Сочетание, совмещение Шопенгауэром необходимости со свободой (и он отдает себе в этом отчет)— «очевидное противоречие», «деревянное железо». Но сочетание это — непосредственное следствие сопоставления и противопоставления двух миров — феноменального мира как представления и непроницаемого для Канта трансцендентного, ноуменального мира, завесу над которым приподнял Шопенгауэр, обнаружив, что в нем самовластно царит воля, которая «не только свободна, а даже всемогуща» (там же). Вот почему «в этом смысле старая, вечно опровергаемая и вечно утверждаемая, философема о свободе воли не безосновна» (там же, 423). Безосновность и есть для Шопенгауэра ее основание.

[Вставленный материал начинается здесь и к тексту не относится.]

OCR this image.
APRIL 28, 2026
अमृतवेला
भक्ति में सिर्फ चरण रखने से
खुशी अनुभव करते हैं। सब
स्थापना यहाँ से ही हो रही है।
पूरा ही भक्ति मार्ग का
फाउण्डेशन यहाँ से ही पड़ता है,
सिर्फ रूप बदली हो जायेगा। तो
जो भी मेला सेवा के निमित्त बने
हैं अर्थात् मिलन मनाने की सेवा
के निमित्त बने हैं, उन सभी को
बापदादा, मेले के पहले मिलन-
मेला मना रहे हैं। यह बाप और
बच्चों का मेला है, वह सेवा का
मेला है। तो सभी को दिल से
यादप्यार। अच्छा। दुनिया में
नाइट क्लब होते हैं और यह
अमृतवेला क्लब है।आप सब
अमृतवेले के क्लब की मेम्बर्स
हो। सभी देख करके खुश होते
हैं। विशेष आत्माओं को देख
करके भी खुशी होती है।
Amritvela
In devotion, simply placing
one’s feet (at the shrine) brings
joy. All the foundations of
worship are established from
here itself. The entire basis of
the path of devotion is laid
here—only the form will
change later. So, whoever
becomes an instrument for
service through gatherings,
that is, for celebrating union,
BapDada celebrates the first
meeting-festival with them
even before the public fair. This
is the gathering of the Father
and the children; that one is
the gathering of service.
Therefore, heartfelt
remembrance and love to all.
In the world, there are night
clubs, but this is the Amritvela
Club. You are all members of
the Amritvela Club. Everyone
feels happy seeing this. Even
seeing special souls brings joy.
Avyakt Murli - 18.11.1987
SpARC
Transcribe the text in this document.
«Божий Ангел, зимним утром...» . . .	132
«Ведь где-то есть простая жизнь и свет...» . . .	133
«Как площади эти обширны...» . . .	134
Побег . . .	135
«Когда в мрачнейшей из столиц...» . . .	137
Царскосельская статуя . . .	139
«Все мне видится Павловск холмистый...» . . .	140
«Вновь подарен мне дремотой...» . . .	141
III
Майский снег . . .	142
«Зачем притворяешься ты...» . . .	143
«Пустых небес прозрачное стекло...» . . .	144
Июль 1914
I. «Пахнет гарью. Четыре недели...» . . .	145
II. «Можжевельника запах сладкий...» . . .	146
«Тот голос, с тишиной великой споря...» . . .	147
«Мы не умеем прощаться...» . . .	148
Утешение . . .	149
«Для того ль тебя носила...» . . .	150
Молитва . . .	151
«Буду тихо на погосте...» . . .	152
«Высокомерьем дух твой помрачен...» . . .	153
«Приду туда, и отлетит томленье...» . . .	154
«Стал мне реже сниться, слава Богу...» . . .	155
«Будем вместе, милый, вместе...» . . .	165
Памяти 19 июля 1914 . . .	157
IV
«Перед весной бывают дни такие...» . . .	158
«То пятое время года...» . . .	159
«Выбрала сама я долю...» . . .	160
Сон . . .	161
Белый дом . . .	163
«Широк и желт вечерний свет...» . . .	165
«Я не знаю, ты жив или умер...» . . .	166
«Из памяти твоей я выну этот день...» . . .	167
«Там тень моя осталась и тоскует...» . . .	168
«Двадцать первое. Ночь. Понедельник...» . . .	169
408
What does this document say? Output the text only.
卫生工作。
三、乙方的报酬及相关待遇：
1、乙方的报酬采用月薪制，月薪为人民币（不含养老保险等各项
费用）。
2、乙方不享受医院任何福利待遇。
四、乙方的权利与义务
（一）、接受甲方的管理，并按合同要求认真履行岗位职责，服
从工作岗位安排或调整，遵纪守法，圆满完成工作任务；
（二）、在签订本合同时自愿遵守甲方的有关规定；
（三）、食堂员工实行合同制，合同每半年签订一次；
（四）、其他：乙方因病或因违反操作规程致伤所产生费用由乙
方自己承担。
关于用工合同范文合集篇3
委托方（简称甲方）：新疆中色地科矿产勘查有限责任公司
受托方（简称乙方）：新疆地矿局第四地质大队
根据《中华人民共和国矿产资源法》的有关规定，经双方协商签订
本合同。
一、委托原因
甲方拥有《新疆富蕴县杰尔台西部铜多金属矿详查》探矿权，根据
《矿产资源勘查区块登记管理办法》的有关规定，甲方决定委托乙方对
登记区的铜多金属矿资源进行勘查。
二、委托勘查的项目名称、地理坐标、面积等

Конечный вывод, к которому приходит Шопенгауэр в результате исследования этой философемы, сформулирован им с предельной ясностью: «Таким образом, в моем рассуждении свобода не изгоняется, а только перемещается… в сферу высшую… т. е. она трансцендентальна» (5, IV, 110). В этой сфере нет никакой необходимости, причинности, закономерности. Это недоступная рациональному познанию сфера свободы. Проникновение в нее открывает возможность «постичь истинную моральную свободу, свободу высшего порядка» (там же, 105). Тезис кантовской антиномии возводится в ранг вещей в себе, антитезис низводится до уровня явлений.
Глава VIII.
Этика со-страдания
Свое сочинение «Об основе морали» Шопенгауэр заключает словами о том, что его учение о нравственности представляет собой завершающий камень всего здания метафизики или подлинную связь «Divinae Comediae» («Божественной комедии»). О том, что этика занимает исключительное, центральное место во всем его философском мировоззрении, он повторяет неоднократно. «Исследования по вопросам нравственности несравненно важнее, чем работы естественнонаучного характера и вообще все другие» (5, II, 612). Своей заслугой он считает, что только одна его «философия предоставляет морали полный простор и право» (7, II, 253). При этом он подчеркивает, что его этика «прочнее связана с метафизикой, чем во всякой другой системе» (там же, 368). Мы убедились в этом, рассматривая трактовку им проблемы свободы воли, служащей своего рода пролегоменой к его этическому учению.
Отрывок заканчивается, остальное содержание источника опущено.